Mario Buccellati began apprenticing with jewelry makers Betrami & Betrami in 1903 at the age of twelve. He showed prodigious skill in the craft and in 1919 bought the firm of his former employers, changing its name to Buccellati. Mario opened the first Buccellati store in Milan the following year, which was followed shortly after by stores in Rome and Florence.
Buccellati obtained fame for both his flamboyant personality and his designs while exhibiting at Madrid’s 1920 Exposition. Asked by a woman if he would be willing to discount the price of an expensive compact, Mario reportedly shouted “I am not a tradesman!” then promptly tossed the compact out a window. Word spread like wildfire and the next day customers flocked to Mario’s booth, clearing out his inventory in a single day. As Mario’s fame grew, his designs caught the attention of the era’s great and wealthy, including Pope Pius XII and poet Gabriele D’Annunzio, who proclaimed Mario “The Prince of Goldsmiths”.
He continued to expand the Buccellati empire, opening stores in Manhattan and Palm Beach, Florida to cater to his growing American clientele. He encouraged his sons to pursue the family tradition of jewelry making and four of the five brothers entered the family business when they came of age. With Mario’s passing in 1965, management of the company was handed to these four brothers. In 1971, one of the brothers, Gianmaria Buccellati, broke from the family business and founded a separate jewelry design firm under the family name. Continuing his father’s tradition of global expansion, Gianmaria opened stores in Paris, London, Hong Kong and many other major cities around the world before merging back with Buccellati in 2011, forming Buccellati Holding Italia.

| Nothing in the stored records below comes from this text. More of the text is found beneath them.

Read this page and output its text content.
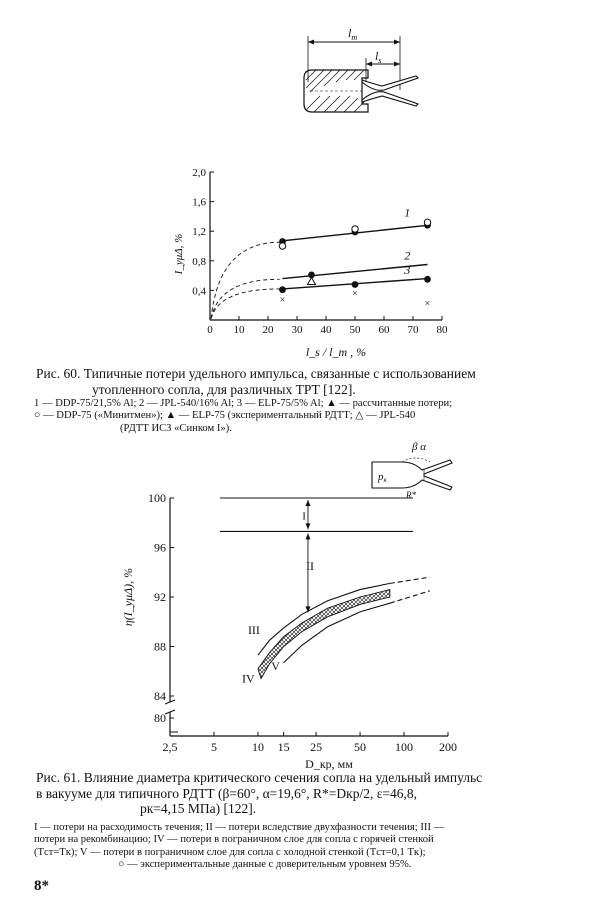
$l_m$
$l_s$
0 10 20 30 40 50 60 70 80
0,4
0,8
1,2
1,6
2,0
I_yμΔ, %
l_s / l_m , %
×
×
×
1
2
3
Рис. 60. Типичные потери удельного импульса, связанные с использованием
утопленного сопла, для различных ТРТ [122].
1 — DDP-75/21,5% Al; 2 — JPL-540/16% Al; 3 — ELP-75/5% Al; ▲ — рассчитанные потери;
○ — DDP-75 («Минитмен»); ▲ — ELP-75 (экспериментальный РДТТ; △ — JPL-540
(РДТТ ИСЗ «Синком I»).
β α
pк
R*
80
84
88
92
96
100
2,5	5	10 15 25	50 100 200
η(I_yμΔ), %
D_кр, мм
I
II
III
IV
V
Рис. 61. Влияние диаметра критического сечения сопла на удельный импульс
в вакууме для типичного РДТТ (β=60°, α=19,6°, R*=Dкр/2, ε=46,8,
pк=4,15 МПа) [122].
I — потери на расходимость течения; II — потери вследствие двухфазности течения; III —
потери на рекомбинацию; IV — потери в пограничном слое для сопла с горячей стенкой
(Tст=Tк); V — потери в пограничном слое для сопла с холодной стенкой (Tст=0,1 Tк);
○ — экспериментальные данные с доверительным уровнем 95%.
8*
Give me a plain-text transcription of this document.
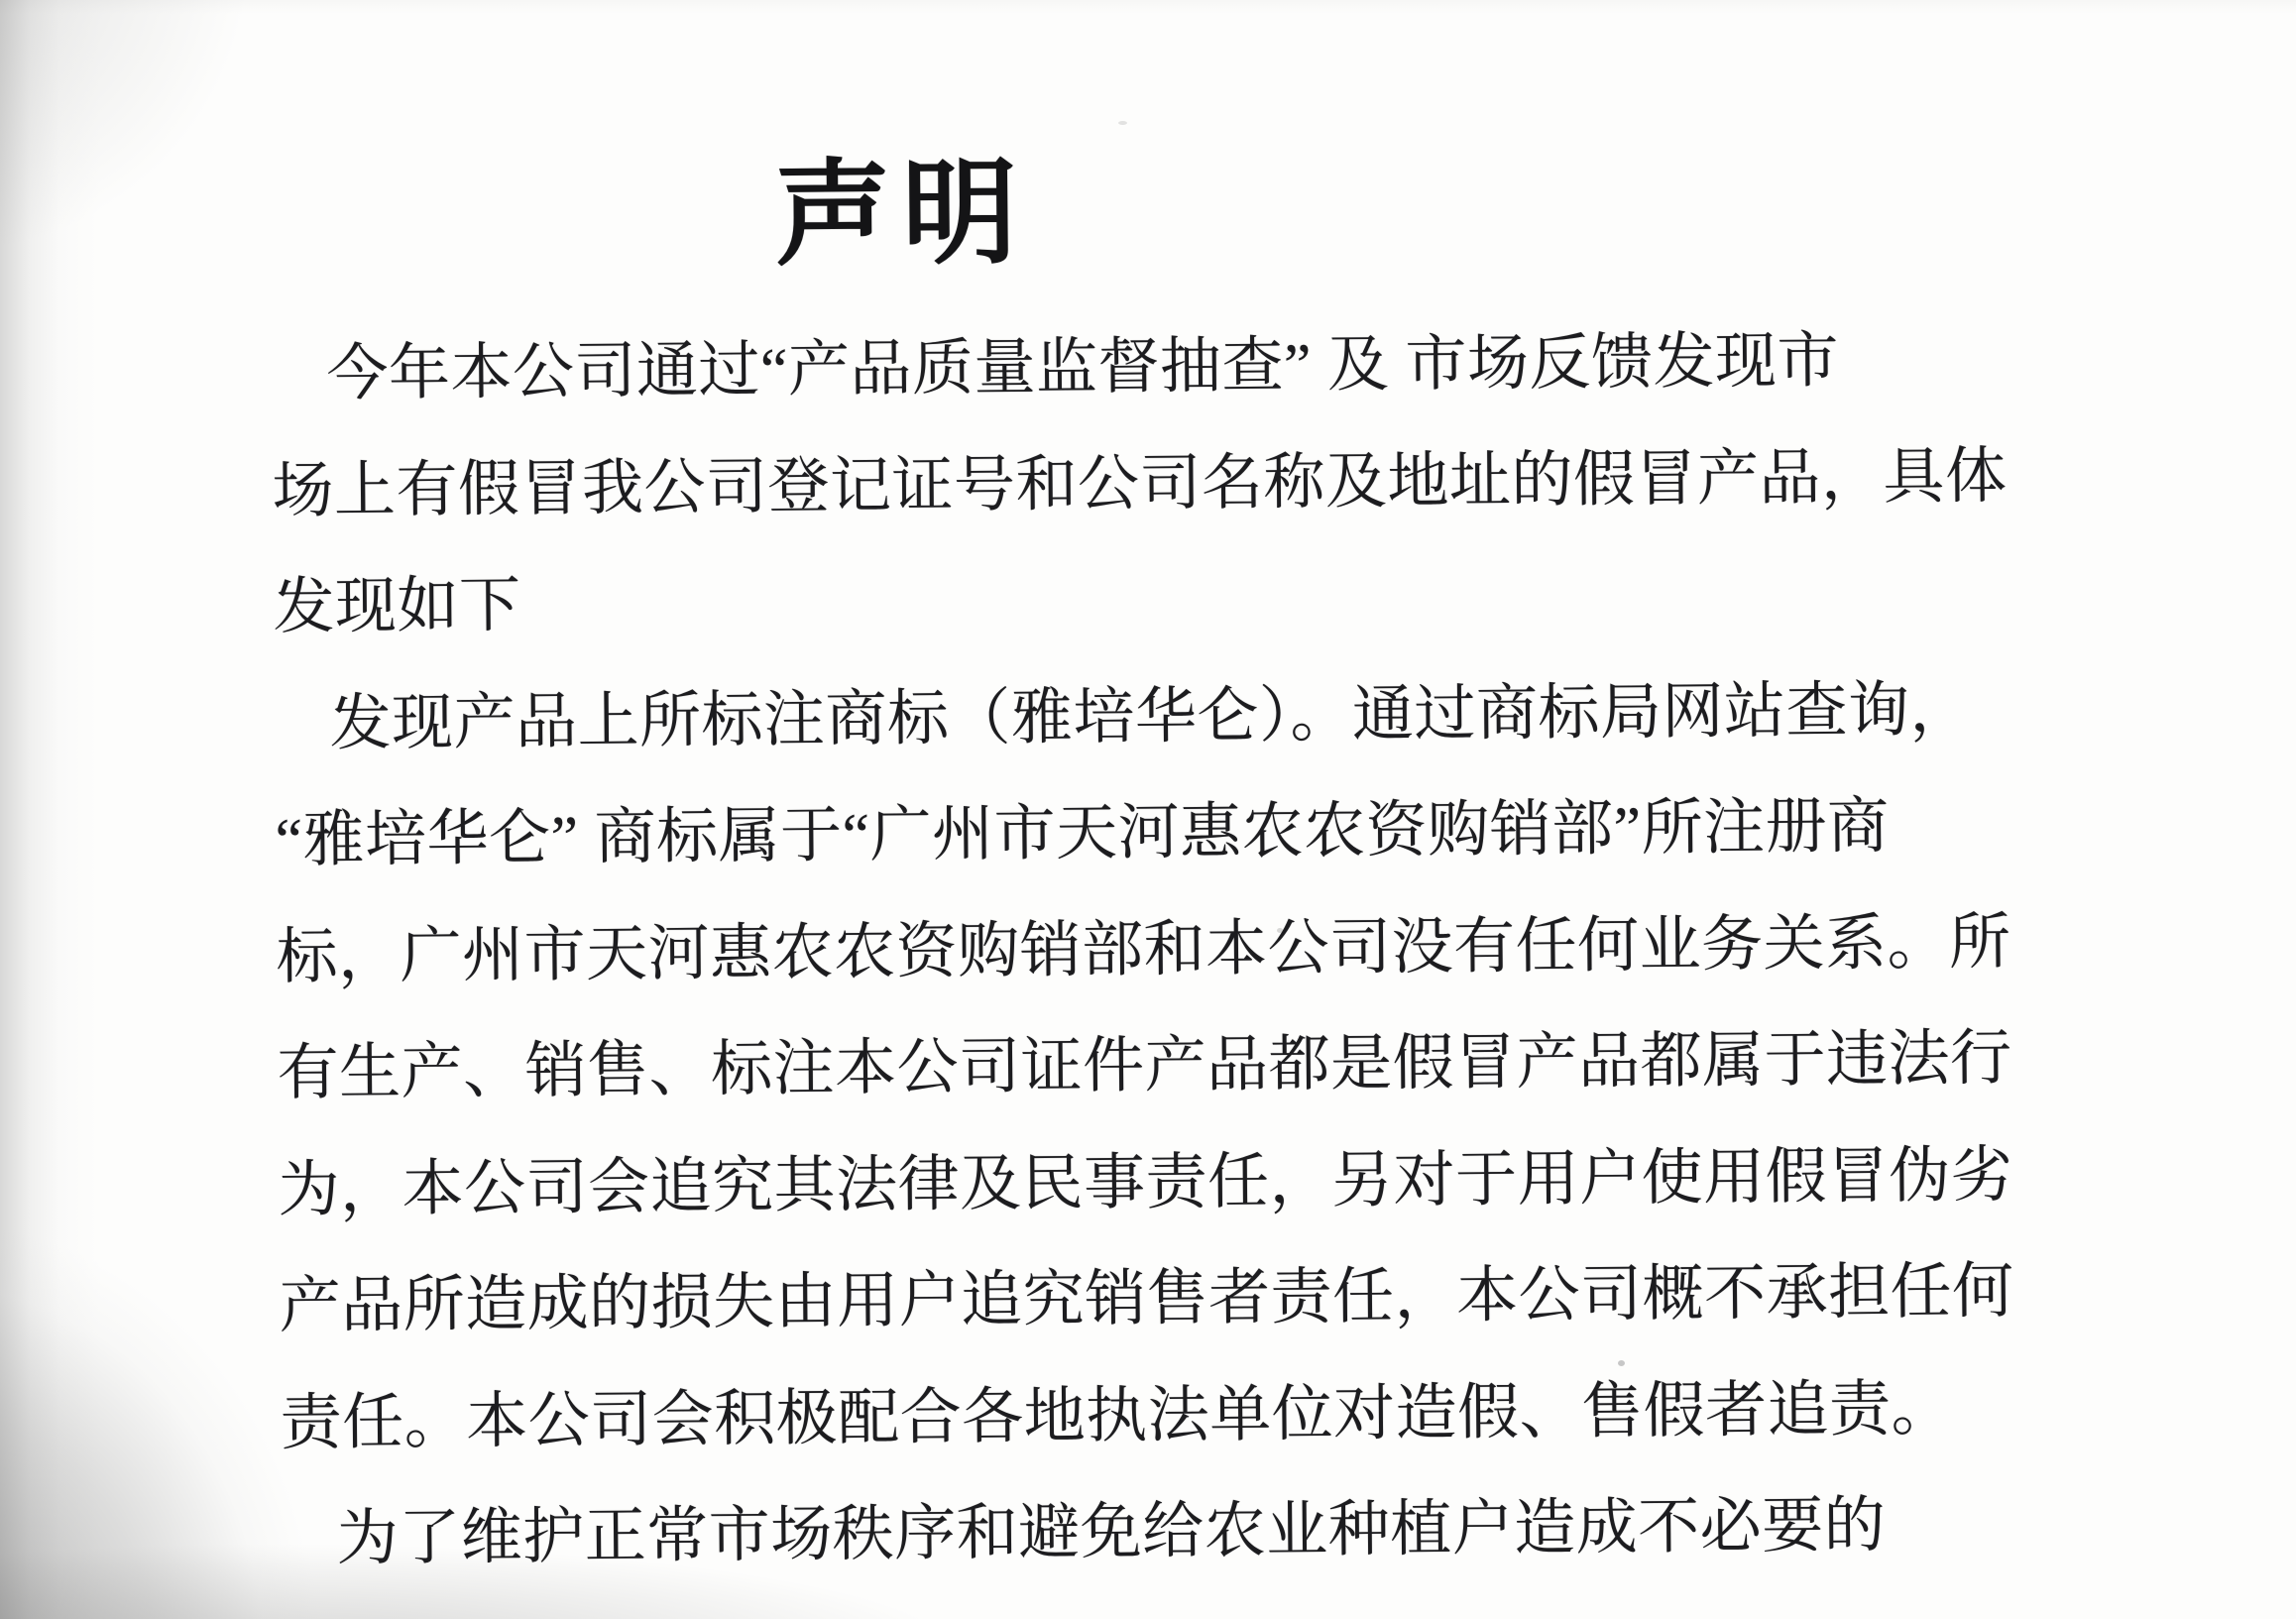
声明

今年本公司通过“产品质量监督抽查” 及 市场反馈发现市

场上有假冒我公司登记证号和公司名称及地址的假冒产品，具体

发现如下

发现产品上所标注商标（雅培华仑）。通过商标局网站查询，

“雅培华仑” 商标属于“广州市天河惠农农资购销部”所注册商

标，广州市天河惠农农资购销部和本公司没有任何业务关系。所

有生产、销售、标注本公司证件产品都是假冒产品都属于违法行

为，本公司会追究其法律及民事责任，另对于用户使用假冒伪劣

产品所造成的损失由用户追究销售者责任，本公司概不承担任何

责任。本公司会积极配合各地执法单位对造假、售假者追责。

为了维护正常市场秩序和避免给农业种植户造成不必要的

Works by Buccellati are most notable for their richly detailed textures. Employing tools and techniques that have remained largely unchanged since the Renaissance, Buccellati craftsman engrave intricate patterns and designs across nearly every metal surface of a piece. The finish on Buccellati jewelry often resemble fine linen or lace, though some feature minutely detailed scenes of flora and fauna. Buccellati designs often use mixed metals, such as gold and silver or gold and platinum, to increase the dimensionality and visual contrast of a piece. Gemstones, when employed, are generally used in a painterly way, adding a strong and striking display of color to any piece they adorn.
Buccellati creations have been held and displayed by the Smithsonian Museum of Natural History, Chianciano Art Museum, Moscow Kremlin Museum, Museo del Gioiello and many other highly regarded museums and institutions around the globe.